Why Am I So Hard on Myself?

Monday, July 9, 2018

I took a 9:30am Harness Cycle class last Friday, cutting a little bit into my work day - but because I had a light workload for the day & had worked late the night before, I didn't think too much about it. It was also the Friday of a holiday week; who can concentrate then?! 

While in class, though, I started to feel guilty for taking time off work without telling anyone - yes, despite the fact that most of my work was already done & that I was still working the right amount of hours for a regular workday, just slightly out of order. As I rode, I started to beat myself up: What if someone needed me? What if someone needed me & I wasn't around & they thought I was a terrible, constant slacker? What if someone needed me & couldn't find me & told my boss & I got in trouble?

Who, whoa, whoa, self. Calm it down.

The ride continued, & my mind kept going. I started to fall into one of those weird brain spirals, the kind that has you second-guessing everything you do or have ever done: Why can't I wake up earlier to go to a class before work? Why do I stay up so late?Why am I so shitty at being adult?

And it was there, finally, that I was able to stop myself: Hey, wait, I'm not a shitty adult!

But I sure do like to tell myself I am.

I've been feeling out of shape lately, & I've eaten one too many slices of pizza in celebration of summer. What a slug, I told myself. But I've been working out - hard - two to three times for the first time in my life. Give yourself some credit, I reminded myself.

I've been feeling a little bit unsettled at work lately, & I have a a pile of stuff to edit, plus a webinar I haven't yet written an outline for. What a slacker, I told myself. But I've been doing a ton of work on our action around family separation, trans rights, & gun violence prevention, among others. Give yourself some credit, I begged myself.

I've been feeling like a totally unsuccessful writer lately, & I've got a freelance piece due on the 16th that I haven't started yet. What a procrastinator, I told myself. But I just finished a 1,200-word personal essay on mental health, to very positive feedback (& minimal changes!) from my editors. Give yourself some credit, I implored myself.

I am so quick to chastise myself, to insist that I could be better. I could exercise more, I could eat healthier, I could be neater, I could clean the bathroom more often, I could wake up earlier, I could go to bed earlier, I could do more work, I could work more hours, I could save more money, I could, I could, I could, I could.

But what about all the things I'm already doing?

What about the cycling classes I've finished & the work I've completed & the freelancing I've done & the activism I'm engaged in?
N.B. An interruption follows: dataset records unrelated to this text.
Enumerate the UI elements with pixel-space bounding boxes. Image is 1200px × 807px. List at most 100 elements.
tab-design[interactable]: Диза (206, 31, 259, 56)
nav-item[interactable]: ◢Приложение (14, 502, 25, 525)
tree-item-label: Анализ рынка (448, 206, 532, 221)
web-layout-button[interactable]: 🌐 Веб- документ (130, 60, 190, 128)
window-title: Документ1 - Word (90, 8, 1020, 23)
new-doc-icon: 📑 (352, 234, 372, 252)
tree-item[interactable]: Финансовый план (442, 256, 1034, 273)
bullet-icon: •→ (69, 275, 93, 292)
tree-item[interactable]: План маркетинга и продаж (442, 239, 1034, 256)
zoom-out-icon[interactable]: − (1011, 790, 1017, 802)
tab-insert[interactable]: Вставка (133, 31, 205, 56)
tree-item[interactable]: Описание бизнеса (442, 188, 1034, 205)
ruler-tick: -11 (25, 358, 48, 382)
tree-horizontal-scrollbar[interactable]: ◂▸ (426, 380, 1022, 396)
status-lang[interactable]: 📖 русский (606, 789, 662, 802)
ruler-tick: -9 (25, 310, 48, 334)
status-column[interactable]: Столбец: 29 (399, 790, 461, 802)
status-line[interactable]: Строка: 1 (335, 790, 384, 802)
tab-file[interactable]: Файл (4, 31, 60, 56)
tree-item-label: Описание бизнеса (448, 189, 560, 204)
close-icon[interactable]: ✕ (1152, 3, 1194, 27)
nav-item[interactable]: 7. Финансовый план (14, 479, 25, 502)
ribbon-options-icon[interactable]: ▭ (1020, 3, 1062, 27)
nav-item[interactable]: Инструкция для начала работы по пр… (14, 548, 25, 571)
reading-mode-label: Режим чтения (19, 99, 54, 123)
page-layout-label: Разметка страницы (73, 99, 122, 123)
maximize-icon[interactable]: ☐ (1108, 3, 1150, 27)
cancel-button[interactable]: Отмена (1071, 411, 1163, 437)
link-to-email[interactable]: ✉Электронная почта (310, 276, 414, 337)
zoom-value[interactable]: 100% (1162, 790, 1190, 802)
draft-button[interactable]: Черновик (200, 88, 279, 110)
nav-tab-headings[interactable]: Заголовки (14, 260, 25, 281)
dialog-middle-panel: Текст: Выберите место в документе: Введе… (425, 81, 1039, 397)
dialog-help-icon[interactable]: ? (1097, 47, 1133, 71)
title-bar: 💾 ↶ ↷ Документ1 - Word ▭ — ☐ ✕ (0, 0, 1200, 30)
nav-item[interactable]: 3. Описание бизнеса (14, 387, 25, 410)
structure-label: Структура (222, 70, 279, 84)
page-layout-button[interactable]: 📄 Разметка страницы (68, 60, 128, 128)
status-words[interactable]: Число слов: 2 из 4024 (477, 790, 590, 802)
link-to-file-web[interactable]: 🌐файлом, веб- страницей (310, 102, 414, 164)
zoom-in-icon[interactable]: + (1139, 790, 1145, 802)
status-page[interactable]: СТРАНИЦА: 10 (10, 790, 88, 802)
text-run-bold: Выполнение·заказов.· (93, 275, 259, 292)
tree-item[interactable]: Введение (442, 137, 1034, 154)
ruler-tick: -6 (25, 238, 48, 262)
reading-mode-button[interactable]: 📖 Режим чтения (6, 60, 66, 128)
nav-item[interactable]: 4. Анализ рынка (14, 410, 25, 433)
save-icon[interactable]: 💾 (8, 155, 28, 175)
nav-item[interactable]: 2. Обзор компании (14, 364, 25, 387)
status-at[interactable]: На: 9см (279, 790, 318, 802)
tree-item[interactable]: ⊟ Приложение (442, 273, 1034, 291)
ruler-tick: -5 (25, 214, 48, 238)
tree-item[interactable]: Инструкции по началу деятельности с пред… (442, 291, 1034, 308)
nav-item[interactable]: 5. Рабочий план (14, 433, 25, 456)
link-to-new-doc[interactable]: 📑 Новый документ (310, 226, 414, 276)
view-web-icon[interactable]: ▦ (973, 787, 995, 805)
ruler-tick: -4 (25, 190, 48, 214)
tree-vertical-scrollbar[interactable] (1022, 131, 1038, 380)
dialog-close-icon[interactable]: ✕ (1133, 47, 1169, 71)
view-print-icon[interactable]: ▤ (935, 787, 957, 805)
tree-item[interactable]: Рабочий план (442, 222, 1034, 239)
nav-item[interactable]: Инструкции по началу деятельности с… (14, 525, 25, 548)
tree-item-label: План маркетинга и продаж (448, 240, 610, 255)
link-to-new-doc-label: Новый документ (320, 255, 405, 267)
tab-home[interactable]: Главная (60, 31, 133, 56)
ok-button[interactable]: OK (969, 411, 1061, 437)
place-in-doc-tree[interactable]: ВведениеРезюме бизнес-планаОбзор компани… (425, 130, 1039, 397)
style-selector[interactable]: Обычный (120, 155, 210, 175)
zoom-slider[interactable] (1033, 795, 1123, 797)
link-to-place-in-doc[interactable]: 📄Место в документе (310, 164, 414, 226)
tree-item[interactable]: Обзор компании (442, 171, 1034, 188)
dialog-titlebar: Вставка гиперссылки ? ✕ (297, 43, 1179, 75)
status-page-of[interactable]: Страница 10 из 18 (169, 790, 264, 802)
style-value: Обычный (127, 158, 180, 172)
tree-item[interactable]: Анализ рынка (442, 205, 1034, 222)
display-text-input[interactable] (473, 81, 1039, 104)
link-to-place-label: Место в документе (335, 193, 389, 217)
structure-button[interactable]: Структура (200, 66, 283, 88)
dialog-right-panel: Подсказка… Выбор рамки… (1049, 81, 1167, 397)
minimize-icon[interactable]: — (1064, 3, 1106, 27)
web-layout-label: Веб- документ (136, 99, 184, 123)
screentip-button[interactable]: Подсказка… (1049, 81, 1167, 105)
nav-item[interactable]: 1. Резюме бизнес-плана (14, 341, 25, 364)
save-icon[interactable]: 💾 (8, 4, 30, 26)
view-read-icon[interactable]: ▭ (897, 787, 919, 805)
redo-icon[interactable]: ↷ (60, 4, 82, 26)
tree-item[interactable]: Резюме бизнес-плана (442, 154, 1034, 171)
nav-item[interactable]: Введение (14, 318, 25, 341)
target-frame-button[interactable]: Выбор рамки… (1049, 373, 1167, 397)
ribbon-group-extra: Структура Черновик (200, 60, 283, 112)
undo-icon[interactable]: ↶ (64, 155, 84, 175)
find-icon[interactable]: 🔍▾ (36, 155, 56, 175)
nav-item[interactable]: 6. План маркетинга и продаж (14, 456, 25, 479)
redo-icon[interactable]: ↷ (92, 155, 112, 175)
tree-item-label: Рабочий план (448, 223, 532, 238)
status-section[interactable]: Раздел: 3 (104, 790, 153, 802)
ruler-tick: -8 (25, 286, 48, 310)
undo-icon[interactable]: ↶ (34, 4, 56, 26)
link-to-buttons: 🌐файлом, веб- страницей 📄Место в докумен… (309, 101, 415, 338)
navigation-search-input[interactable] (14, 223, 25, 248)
What about the three blog posts a week & the mostly-clean apartment & the loving marriage & the relationship with my mom & the money in my savings account? Why am I so quick to dismiss my successes - even the small, everyday ones?

Life is a challenge - all of it, for all of us - & those small successes deserve our recognition & appreciation as much as the large ones do. When you put them all together, they're one big success. They're a life.

For someone who has struggled with mental illness, especially, it's all too easy to insist that I could be so much better. In that moment, though, in the middle of that ride, I thought to myself: I am pretty damn good.

And now I just need to remember it - like, all the time.